In [1]:
import nltk
from nltk.collocations import BigramCollocationFinder
from nltk.metrics import BigramAssocMeasures
from scipy.stats import t as t_distribution
from scipy.stats import chi2

# Sample corpus
corpus = ["the quick brown fox jumps over the lazy dog",
          "she sells sea shells by the sea shore",
          "how much wood would a woodchuck chuck if a woodchuck could chuck wood",
          "peter piper picked a peck of pickled peppers",
          "how can a clam cram in a clean cream can",
          "I scream you scream we all scream for ice cream",
          "the quick  fox was brown and seen near the river",
          "the quick brown dog chased the cat up the tree",
          "the quick fox and the quick brown dog are best friends",
          "the quick fox jumps over the lazy brown dog"]

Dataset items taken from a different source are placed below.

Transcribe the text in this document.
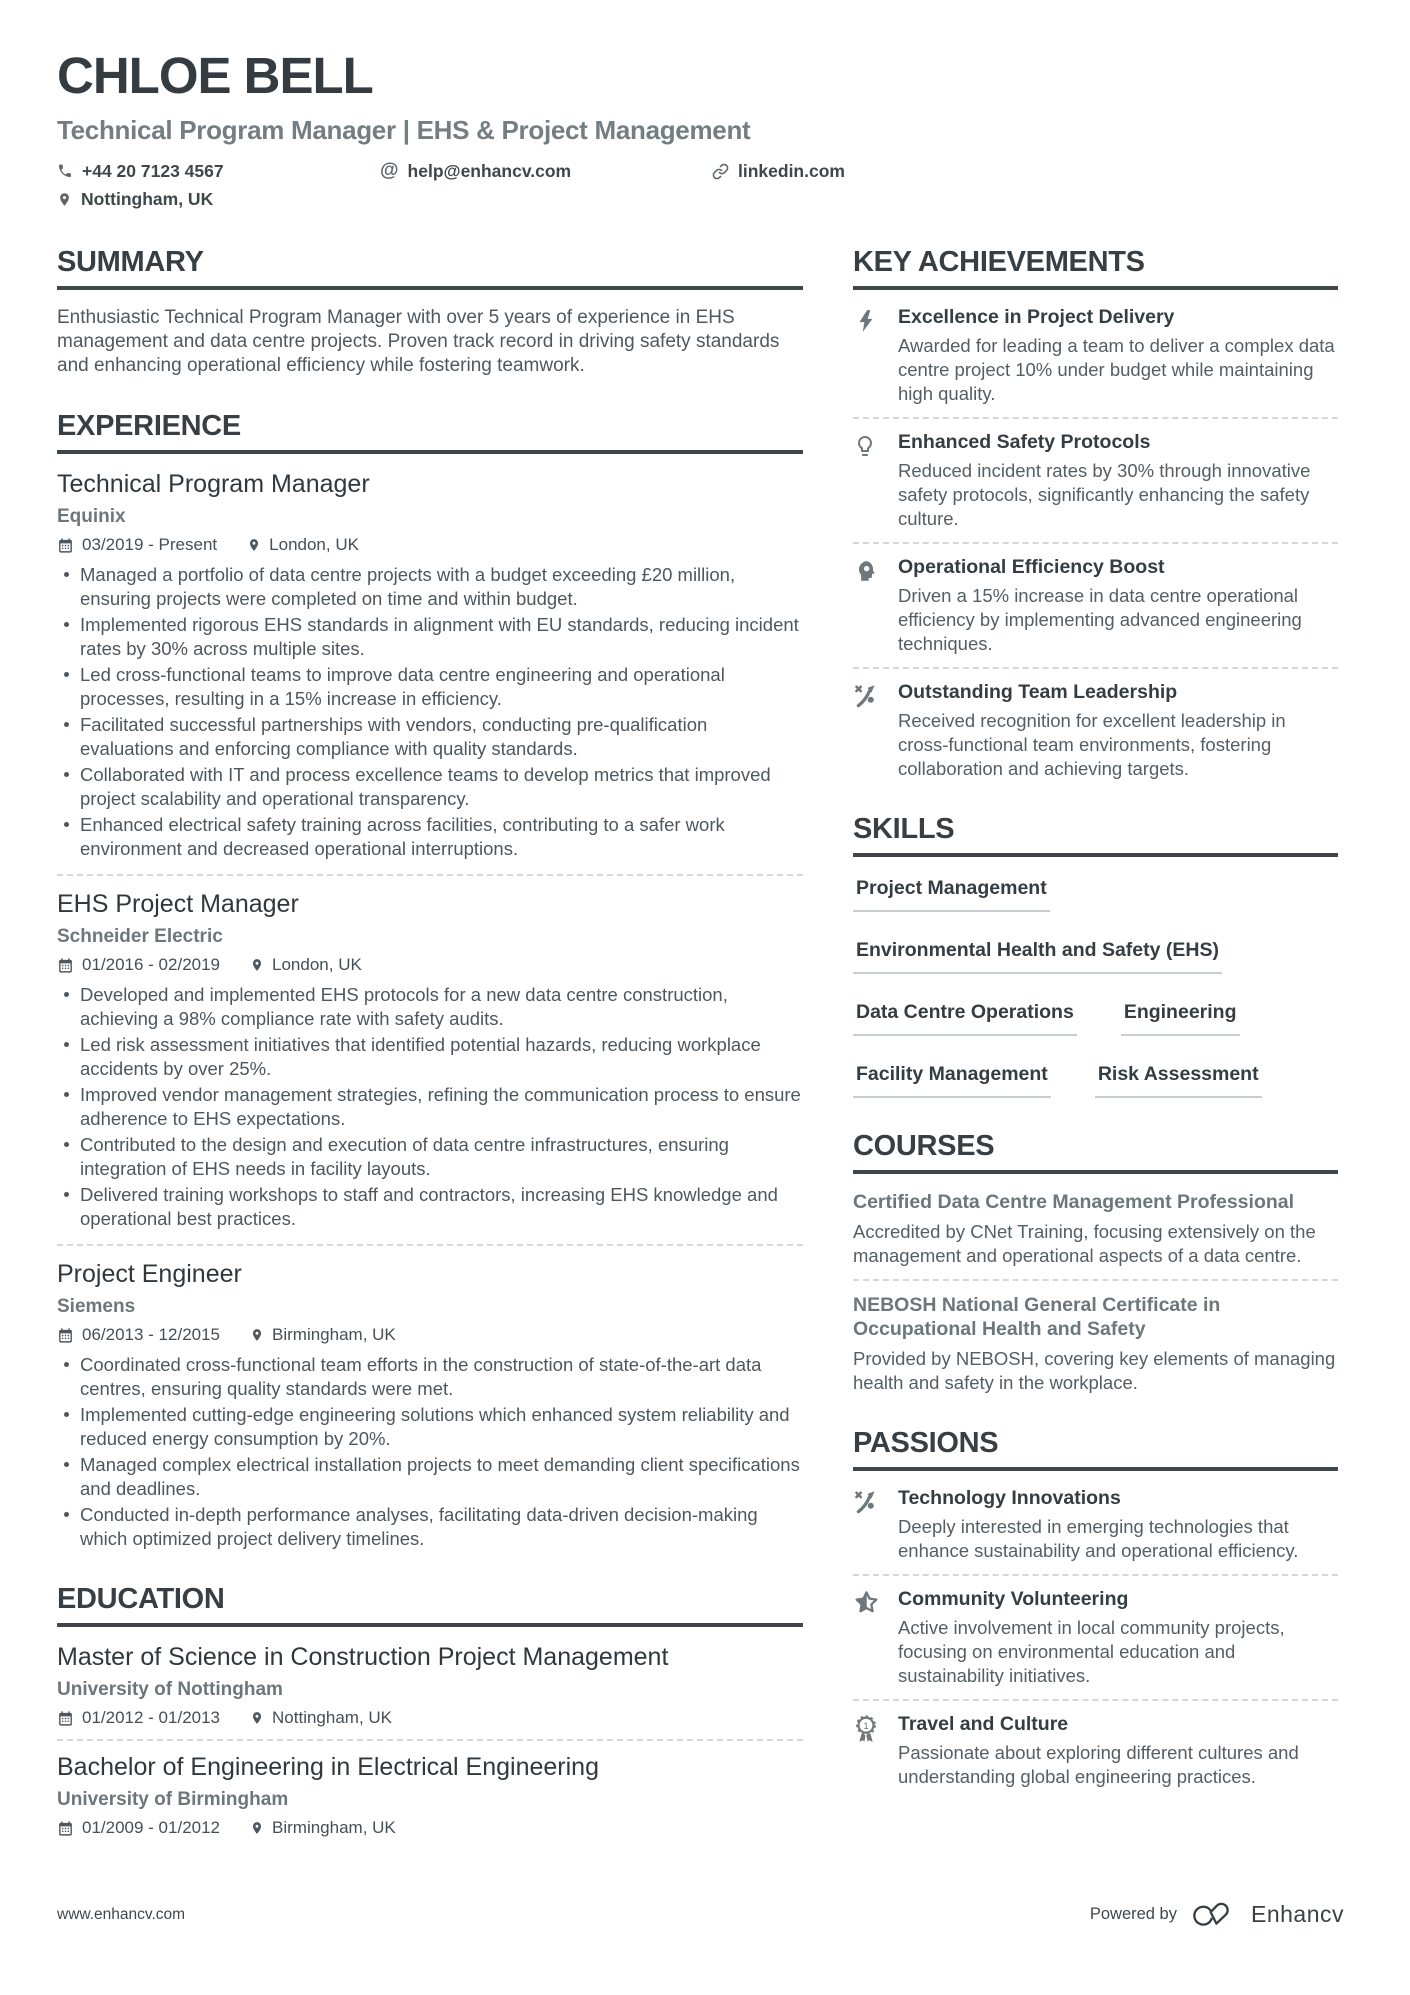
CHLOE BELL
Technical Program Manager | EHS & Project Management
+44 20 7123 4567	@ help@enhancv.com	linkedin.com
Nottingham, UK
SUMMARY

Enthusiastic Technical Program Manager with over 5 years of experience in EHS management and data centre projects. Proven track record in driving safety standards and enhancing operational efficiency while fostering teamwork.

EXPERIENCE
Technical Program Manager
Equinix
03/2019 - Present	London, UK
Managed a portfolio of data centre projects with a budget exceeding £20 million, ensuring projects were completed on time and within budget.
Implemented rigorous EHS standards in alignment with EU standards, reducing incident rates by 30% across multiple sites.
Led cross-functional teams to improve data centre engineering and operational processes, resulting in a 15% increase in efficiency.
Facilitated successful partnerships with vendors, conducting pre-qualification evaluations and enforcing compliance with quality standards.
Collaborated with IT and process excellence teams to develop metrics that improved project scalability and operational transparency.
Enhanced electrical safety training across facilities, contributing to a safer work environment and decreased operational interruptions.
EHS Project Manager
Schneider Electric
01/2016 - 02/2019	London, UK
Developed and implemented EHS protocols for a new data centre construction, achieving a 98% compliance rate with safety audits.
Led risk assessment initiatives that identified potential hazards, reducing workplace accidents by over 25%.
Improved vendor management strategies, refining the communication process to ensure adherence to EHS expectations.
Contributed to the design and execution of data centre infrastructures, ensuring integration of EHS needs in facility layouts.
Delivered training workshops to staff and contractors, increasing EHS knowledge and operational best practices.
Project Engineer
Siemens
06/2013 - 12/2015	Birmingham, UK
Coordinated cross-functional team efforts in the construction of state-of-the-art data centres, ensuring quality standards were met.
Implemented cutting-edge engineering solutions which enhanced system reliability and reduced energy consumption by 20%.
Managed complex electrical installation projects to meet demanding client specifications and deadlines.
Conducted in-depth performance analyses, facilitating data-driven decision-making which optimized project delivery timelines.
EDUCATION
Master of Science in Construction Project Management
University of Nottingham
01/2012 - 01/2013	Nottingham, UK
Bachelor of Engineering in Electrical Engineering
University of Birmingham
01/2009 - 01/2012	Birmingham, UK
KEY ACHIEVEMENTS
Excellence in Project Delivery
Awarded for leading a team to deliver a complex data centre project 10% under budget while maintaining high quality.
Enhanced Safety Protocols
Reduced incident rates by 30% through innovative safety protocols, significantly enhancing the safety culture.
Operational Efficiency Boost
Driven a 15% increase in data centre operational efficiency by implementing advanced engineering techniques.
Outstanding Team Leadership
Received recognition for excellent leadership in cross-functional team environments, fostering collaboration and achieving targets.
SKILLS
Project Management
Environmental Health and Safety (EHS)
Data Centre Operations	Engineering
Facility Management	Risk Assessment
COURSES
Certified Data Centre Management Professional
Accredited by CNet Training, focusing extensively on the management and operational aspects of a data centre.
NEBOSH National General Certificate in Occupational Health and Safety
Provided by NEBOSH, covering key elements of managing health and safety in the workplace.
PASSIONS
Technology Innovations
Deeply interested in emerging technologies that enhance sustainability and operational efficiency.
Community Volunteering
Active involvement in local community projects, focusing on environmental education and sustainability initiatives.
1 Travel and Culture
Passionate about exploring different cultures and understanding global engineering practices.
www.enhancv.com	Powered by	Enhancv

# Function to create bigram windows
def create_bigrams(tokens):
    return list(nltk.bigrams(tokens))

# Function to count occurrences of a specific bigram
def count_bigram(bigrams, word1, word2):
    return sum(1 for bigram in bigrams if bigram[0] == word1 and bigram[1] == word2)

# Function to calculate T-test
def calculate_t_test(observed, expected, variance, n):
    t_value = (observed - expected) / (variance / n)**0.5
    return t_value

# Function to calculate Chi-square test
def calculate_chi_square(observed, expected):
    chi_square = ((observed - expected)**2) / expected
    return chi_square

# Select two words for collocation
word1 = "quick"
word2 = "brown"

# Tokenize the corpus
tokens = nltk.word_tokenize(" ".join(corpus))

# Create bigrams
bigrams = create_bigrams(tokens)

# Count occurrences of selected word pair
bigram_freq = count_bigram(bigrams, word1, word2)

# Total number of bigrams in the corpus
total_bigrams = len(bigrams)

# Calculate expected frequency assuming independence
expected_freq = (tokens.count(word1) / len(tokens)) * (tokens.count(word2) / len(tokens)) 

# Calculate variance under independence assumption
variance = expected_freq * (1 - tokens.count(word1) / len(tokens)) * (1 - tokens.count(word2) / len(tokens))

# Calculate T-test
t_value = calculate_t_test(bigram_freq, expected_freq, variance, total_bigrams)

# Calculate Chi-square test
chi_square_value = calculate_chi_square(bigram_freq, expected_freq)

# Degrees of freedom for Chi-square test
degrees_of_freedom = 1

# Critical values for T-test and Chi-square test
t_critical_value = t_distribution.ppf(0.975, total_bigrams - 1)
chi_square_critical_value = chi2.ppf(0.95, degrees_of_freedom)

# Print results
print(f"T-value: {t_value}")
print(f"T-critical value: {t_critical_value}")
print(f"Chi-square value: {chi_square_value}")
print(f"Chi-square critical value: {chi_square_critical_value}")

T-value: 559.5138233442708
T-critical value: 1.984984311431769
Chi-square value: 2875.2031236984585
Chi-square critical value: 3.841458820694124